Les traditions religieuses de la peinture vénitienne sont clairement évidentes dans la Vierge à l'Enfant avec saint Vitus de Brandeis dans l'église de San Vito a Blato. Antonietta Brandeis a également réalisé deux tableaux pour l'église Notre-Dame du Mont Carmel, dans la ville voisine de Smokvici. L'un présente une autre conversation sacrée, cette fois avec Sainte-Lucie, Saint Antoine de Padoue et Saint Roch. L'autre est un retable représentant la Présentation du Christ au Temple. Ces trois grands tableaux doivent avoir été commencés en 1879 ou 1880 et probablement terminés plusieurs années plus tard. Parallèlement à d'importantes commandes de retables, Brandeis a continué à produire de nombreuses vues pour les voyageurs à Venise. Il effectue également de nombreux voyages à Florence, Bologne et Rome où il peint des paysages urbains de scènes architecturales et urbaines avec des motifs classiques et Renaissance.

La popularité de son travail fut encore accrue par la production de chromolithographies de ses peintures, probablement à partir de la fin des années XNUMX ou XNUMX.

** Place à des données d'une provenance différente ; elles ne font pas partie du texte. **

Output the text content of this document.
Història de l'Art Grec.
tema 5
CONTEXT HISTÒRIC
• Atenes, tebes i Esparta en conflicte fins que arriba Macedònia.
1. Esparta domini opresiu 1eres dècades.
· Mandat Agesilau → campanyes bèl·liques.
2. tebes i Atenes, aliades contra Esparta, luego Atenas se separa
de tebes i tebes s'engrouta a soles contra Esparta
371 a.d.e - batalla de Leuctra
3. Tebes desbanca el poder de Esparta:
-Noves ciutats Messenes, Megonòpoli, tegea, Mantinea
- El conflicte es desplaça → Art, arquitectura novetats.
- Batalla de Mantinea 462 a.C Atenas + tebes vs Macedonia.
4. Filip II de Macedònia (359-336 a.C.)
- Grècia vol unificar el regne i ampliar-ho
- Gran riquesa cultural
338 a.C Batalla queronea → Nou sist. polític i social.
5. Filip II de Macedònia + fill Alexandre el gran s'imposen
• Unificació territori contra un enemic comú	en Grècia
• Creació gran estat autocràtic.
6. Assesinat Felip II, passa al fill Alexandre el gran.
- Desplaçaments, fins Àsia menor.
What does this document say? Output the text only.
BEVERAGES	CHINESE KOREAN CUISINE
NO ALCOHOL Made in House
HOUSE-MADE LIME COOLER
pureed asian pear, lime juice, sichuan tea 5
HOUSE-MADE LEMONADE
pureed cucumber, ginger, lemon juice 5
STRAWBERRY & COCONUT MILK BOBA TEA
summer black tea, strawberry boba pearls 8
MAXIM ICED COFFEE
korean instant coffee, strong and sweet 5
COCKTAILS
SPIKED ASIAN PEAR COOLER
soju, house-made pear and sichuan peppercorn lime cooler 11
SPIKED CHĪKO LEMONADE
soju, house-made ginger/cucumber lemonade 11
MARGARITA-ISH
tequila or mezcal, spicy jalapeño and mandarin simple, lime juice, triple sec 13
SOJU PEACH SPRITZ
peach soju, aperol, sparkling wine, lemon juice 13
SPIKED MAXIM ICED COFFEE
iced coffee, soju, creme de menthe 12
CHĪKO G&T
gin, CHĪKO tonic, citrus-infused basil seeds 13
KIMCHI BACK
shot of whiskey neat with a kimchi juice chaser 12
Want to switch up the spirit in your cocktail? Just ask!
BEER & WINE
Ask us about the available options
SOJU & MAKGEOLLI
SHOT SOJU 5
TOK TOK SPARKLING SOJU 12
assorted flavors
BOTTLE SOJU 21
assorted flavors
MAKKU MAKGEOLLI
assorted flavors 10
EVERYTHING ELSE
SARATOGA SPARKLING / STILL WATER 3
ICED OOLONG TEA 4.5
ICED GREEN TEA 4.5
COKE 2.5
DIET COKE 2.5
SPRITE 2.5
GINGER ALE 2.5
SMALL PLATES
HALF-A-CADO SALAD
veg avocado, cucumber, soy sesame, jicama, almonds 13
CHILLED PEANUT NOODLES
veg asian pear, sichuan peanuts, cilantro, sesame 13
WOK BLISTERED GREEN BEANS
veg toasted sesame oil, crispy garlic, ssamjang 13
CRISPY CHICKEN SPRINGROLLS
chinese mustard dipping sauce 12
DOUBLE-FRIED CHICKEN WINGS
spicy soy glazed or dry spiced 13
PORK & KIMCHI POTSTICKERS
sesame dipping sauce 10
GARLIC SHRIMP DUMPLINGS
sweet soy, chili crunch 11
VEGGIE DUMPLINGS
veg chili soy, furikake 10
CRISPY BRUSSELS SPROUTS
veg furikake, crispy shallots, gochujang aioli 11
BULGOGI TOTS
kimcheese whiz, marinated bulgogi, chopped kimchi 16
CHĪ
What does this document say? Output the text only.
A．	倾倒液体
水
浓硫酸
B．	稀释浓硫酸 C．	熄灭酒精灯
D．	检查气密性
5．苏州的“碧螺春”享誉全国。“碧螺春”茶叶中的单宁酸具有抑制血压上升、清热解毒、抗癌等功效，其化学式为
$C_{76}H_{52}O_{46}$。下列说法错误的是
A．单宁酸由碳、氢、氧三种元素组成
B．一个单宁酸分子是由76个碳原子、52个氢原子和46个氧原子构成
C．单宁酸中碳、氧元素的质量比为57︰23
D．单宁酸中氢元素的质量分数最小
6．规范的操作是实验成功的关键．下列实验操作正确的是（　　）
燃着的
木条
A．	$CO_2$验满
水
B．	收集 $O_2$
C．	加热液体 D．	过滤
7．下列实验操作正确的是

Il élargit encore son marché en 1880 lorsqu'il expose trois tableaux à l'Exposition internationale de Melbourne. Dans sa vie personnelle, Antonietta épousa Antonio Zamboni le 27 octobre 1897 ; Zamboni était un chevalier de l'Ordre des Saints Maurice et Lazare, fondé à l'origine par le duc de Savoie en 1572, mais étroitement affilié au nouveau Royaume-Uni d'Italie à la fin du XIXe siècle.

Antonietta Brandeis -Gondole près de Santa Maria della Salute

L'enthousiasme de Brandeis pour Venise semble avoir quelque peu diminué en 1900, lorsqu'elle aurait déclaré qu'elle était toujours «étrangère» à Venise et qu'elle ne participait plus à aucune exposition italienne, mais envoyait toutes ses peintures à Londres. Les premières relations de Brandeis avec des collectionneurs anglais semblent s'être transformées en une relation qui lui a été utile pendant de nombreuses décennies. Cependant, elle resta à Venise jusqu'à la mort de son mari en 1909, année où elle s'installa à Florence. L'histoire complète de la vie d'Antoinette Brandeis reste inconnue, mais elle semble avoir été une femme qui a défié les conventions sociales à plusieurs niveaux : en tant que femme étudiant dans une académie presque exclusivement masculine ; en tant que femme juive d'origine bohème travaillant dans un monde catholique ; et en tant qu'artiste expatriée qui trouve l'amitié dans la colonie artistique résolument patriarcale des peintres espagnols à Venise. Après sa mort en 1926, la majorité de la succession de Brandeis fut confiée à l'Ospedale degli Innocenti de Florence, qui reste aujourd'hui la principale archive en activité.